Recently, even fairly inexpensive smartphones began to support the function of fast charging. Moreover, flagships increase speed. Some of the latest models already support a charging power of 150 W, which allows you to replenish energy reserves in 15 minutes.

This was the subject of a short conversation between TechRadar editor Tom Bedford and the head of Oppo’s Charging Technology Lab, Edward Tian.

One of the main topics of discussion is whether fast charging really has a bad effect on battery life. Tian confirmed that this is not helpful, as exposure to high temperatures actually drains the battery faster.

He also noted that fast charging is justified if the smartphone can provide good battery life. That is, if the user can quickly charge the device, say, from 20% to 80%, and after that, they will not look for a new outlet in two hours, then this is a good result.

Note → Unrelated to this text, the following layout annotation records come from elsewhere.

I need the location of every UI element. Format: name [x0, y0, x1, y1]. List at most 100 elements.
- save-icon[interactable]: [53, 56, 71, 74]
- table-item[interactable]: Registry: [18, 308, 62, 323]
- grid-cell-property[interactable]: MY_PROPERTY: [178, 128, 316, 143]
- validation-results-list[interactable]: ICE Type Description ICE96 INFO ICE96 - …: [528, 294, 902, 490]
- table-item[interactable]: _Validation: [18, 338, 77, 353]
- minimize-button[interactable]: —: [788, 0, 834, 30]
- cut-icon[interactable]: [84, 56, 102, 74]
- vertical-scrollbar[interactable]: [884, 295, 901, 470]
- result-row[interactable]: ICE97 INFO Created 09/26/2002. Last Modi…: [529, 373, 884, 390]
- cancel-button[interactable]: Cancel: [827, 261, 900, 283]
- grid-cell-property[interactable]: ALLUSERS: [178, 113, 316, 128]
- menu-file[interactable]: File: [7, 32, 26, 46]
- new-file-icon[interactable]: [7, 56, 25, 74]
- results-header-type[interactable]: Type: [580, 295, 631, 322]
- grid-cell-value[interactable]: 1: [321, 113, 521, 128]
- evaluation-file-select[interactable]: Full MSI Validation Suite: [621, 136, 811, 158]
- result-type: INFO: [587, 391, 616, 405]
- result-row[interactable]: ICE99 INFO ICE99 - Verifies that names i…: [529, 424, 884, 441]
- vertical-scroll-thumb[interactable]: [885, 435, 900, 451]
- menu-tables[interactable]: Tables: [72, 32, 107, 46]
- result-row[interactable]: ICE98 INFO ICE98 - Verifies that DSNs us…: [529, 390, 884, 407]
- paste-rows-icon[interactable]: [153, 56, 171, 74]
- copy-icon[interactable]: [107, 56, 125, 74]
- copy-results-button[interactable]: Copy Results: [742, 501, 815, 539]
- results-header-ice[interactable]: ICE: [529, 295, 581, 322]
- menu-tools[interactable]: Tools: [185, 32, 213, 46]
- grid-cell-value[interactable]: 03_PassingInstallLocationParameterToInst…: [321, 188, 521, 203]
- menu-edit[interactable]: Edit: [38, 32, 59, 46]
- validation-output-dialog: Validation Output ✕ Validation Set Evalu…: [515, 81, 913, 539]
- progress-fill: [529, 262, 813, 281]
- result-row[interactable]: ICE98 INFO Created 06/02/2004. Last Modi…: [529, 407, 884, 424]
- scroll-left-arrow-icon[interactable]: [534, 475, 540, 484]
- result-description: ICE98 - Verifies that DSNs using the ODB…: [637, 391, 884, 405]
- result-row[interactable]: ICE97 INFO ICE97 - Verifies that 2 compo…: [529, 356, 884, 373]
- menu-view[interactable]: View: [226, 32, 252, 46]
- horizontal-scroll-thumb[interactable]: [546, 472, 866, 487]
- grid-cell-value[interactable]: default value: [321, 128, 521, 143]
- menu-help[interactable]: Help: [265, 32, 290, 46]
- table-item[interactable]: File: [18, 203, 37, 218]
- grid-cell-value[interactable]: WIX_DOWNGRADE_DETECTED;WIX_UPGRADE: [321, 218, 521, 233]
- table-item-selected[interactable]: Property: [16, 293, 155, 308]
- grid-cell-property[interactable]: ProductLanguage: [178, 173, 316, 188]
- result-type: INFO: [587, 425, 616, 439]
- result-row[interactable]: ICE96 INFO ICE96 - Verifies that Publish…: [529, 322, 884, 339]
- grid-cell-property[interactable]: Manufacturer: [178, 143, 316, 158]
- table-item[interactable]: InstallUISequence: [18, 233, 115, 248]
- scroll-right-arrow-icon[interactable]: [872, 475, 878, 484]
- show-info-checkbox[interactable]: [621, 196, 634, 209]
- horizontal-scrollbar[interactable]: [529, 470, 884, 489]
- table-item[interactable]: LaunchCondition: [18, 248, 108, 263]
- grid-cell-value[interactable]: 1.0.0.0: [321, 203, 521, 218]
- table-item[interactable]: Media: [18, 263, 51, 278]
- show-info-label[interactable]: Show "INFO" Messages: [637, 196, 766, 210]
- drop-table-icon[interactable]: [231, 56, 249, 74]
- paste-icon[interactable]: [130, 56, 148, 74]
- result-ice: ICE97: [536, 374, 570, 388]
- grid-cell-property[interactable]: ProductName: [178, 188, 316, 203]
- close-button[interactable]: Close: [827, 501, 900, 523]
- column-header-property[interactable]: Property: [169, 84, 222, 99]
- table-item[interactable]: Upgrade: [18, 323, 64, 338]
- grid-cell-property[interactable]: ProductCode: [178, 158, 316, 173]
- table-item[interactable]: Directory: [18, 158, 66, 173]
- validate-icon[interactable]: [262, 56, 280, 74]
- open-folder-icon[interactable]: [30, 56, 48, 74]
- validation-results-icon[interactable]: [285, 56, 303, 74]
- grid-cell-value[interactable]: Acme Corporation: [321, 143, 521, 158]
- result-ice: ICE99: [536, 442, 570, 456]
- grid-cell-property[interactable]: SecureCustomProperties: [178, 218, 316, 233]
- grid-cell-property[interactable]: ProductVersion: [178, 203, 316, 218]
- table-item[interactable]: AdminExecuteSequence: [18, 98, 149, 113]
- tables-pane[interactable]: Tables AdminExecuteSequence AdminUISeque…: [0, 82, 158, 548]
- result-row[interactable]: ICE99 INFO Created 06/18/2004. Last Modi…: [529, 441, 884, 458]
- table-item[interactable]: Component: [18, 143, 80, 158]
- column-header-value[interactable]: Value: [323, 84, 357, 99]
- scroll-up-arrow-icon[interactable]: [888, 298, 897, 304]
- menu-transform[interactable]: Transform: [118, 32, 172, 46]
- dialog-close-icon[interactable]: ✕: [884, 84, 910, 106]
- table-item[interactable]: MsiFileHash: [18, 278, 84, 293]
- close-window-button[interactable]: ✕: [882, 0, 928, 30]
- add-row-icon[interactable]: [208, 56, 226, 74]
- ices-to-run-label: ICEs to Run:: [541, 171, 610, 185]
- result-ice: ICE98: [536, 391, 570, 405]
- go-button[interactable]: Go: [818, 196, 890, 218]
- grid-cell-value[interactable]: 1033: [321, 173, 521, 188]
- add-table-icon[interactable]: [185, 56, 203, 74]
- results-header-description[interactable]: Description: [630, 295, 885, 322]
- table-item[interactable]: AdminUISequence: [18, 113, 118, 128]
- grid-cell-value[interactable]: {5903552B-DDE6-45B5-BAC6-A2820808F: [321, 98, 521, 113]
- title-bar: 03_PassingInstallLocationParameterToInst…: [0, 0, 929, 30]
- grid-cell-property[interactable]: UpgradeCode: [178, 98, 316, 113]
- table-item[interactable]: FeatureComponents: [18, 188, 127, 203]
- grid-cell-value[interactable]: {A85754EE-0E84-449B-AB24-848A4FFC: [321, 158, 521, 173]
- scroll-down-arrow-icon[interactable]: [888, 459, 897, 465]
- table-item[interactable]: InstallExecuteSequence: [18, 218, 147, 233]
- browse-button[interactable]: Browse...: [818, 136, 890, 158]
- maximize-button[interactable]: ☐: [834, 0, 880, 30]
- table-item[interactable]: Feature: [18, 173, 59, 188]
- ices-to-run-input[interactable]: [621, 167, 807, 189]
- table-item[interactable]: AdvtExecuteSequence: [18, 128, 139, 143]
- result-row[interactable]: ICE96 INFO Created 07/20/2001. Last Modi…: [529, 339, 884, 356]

He also said that the appearance of fast charging affected the habits of users, who more often stopped charging the device during the night, and more quickly recharged at other times. But for those who have not changed their usual pattern of behavior, smartphones are getting better at studying users and calculating different charging options depending on the circumstances. This should also help the battery last longer for the smartphone owner.

As for the future, the company plans to develop the technology to the point where a smartphone will be charged in one second. Of course, 15 minutes is already quite fast, but in this case, the engineers do not plan to stop at the current results.

“As a technical engineer in the fast-charging field, for me, my work is to break limits. We will continue to explore until one day phones can be fully charged in one second,” commented Tian.

But, of course, at the moment these are ambitious plans without specific deadlines. Technology requires effort and time, and there are also many challenges. Therefore, it is not worth counting on the fact that in the next couple of years it will be possible to connect a flagship smartphone to a charger and immediately get a battery supply for the whole day.

“Increasing the charging speed is not the most challenging part [of this one-second goal]. To bring a good fast charging experience to users, we have to take more aspects into consideration, such as safety, charging temperature, the energy density of the battery cell, the size of the charger, battery lifespan, etc.,” says Tian.

Also, on the way to such a goal, it is necessary to develop software, chips, and the batteries themselves, because otherwise, after a second charge, the smartphone will not last long without re-connecting the power supply.

Taking the opportunity, Tian was also asked about the best way to charge his devices. There is nothing new here yet: if the smartphone is discharged, it is better to connect it to charging as soon as possible; do not keep the battery fully charged all the time; try not to overheat the device, and if this happened, then let it cool down.

According to the engineer, the new charging model, when the user quickly recharges the station for 10-15 minutes several times a day, is currently a good option. But it should be borne in mind that for this you need to have a suitable charger at hand, otherwise charging will take hours, not minutes (for example, the old 5-watt power supply unit iPhone 13 Pro Max is fully charged in almost 5 hours).